Cerca de 55,6% dos inquiridos demonstram interesse no aumento da transparência salarial, indica a 3º edição do relatório da Coverflex “O estado da compensação 2023-2024”.
De acordo com o estudo divulgado esta quarta-feira, a transparência salarial é algo valorizado pelos trabalhadores portugueses, no entanto, varia consoante o modelo de trabalho (63,9% em trabalho remoto, face a 55,5% em híbrido e 45,8% em regime presencial).
Em relação à flexibilidade, “são cada vez mais as empresas que falam em modelos de trabalho flexíveis, como forma de atração e fidelização de talento”, segundo o relatório. Os dados mostram que 7 em cada 10 pessoas (71,3%) que trabalham em regime híbrido estão mais satisfeitas com o seu modelo de trabalho, comparativamente a apenas 43,5% das pessoas que trabalham em regime presencial.
Já o modelo da semana de quatro dias de trabalho continua a ser um desejo para mais de 6 em cada 10 participantes (64% do género feminino e 57% do masculino).
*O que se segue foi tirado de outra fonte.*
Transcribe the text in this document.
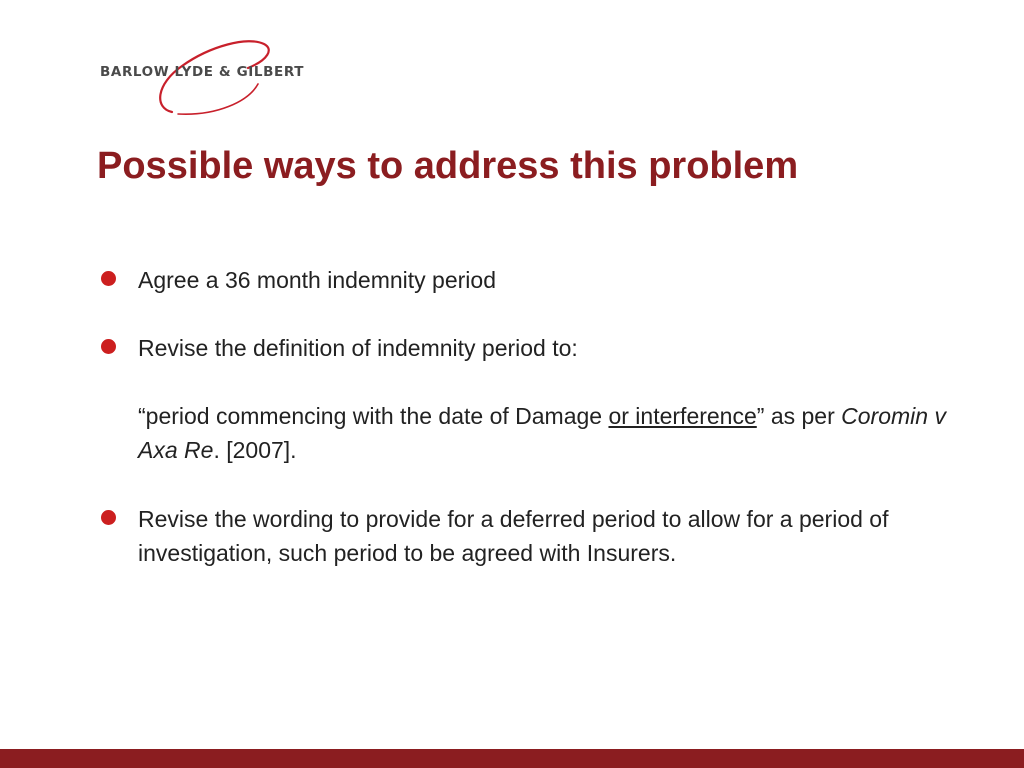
BARLOW LYDE & GILBERT
Possible ways to address this problem
Agree a 36 month indemnity period
Revise the definition of indemnity period to:
“period commencing with the date of Damage or interference” as per Coromin v Axa Re. [2007].
Revise the wording to provide for a deferred period to allow for a period of investigation, such period to be agreed with Insurers.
“As pessoas querem experimentar quatro dias de trabalho, mas não querem abdicar das 40 horas semanais”, esclarece Mariana Barbosa, Head of PR & Communication da Coverflex, na sessão de apresentação do estudo.
Uma das novidades desta 3ª edição, no âmbito da dimensão de diversidade e inclusão, foram os números relativos à opinião dos participantes sobre a licença menstrual. De acordo com o relatório, “56,7% dos inquiridos defende a implementação de uma política como a que foi implementada em Espanha”. Mas, atenção, a diferença de opiniões entre géneros mantém-se expressiva: 62,3% das mulheres defende a implementação, face a 51,5% dos homens.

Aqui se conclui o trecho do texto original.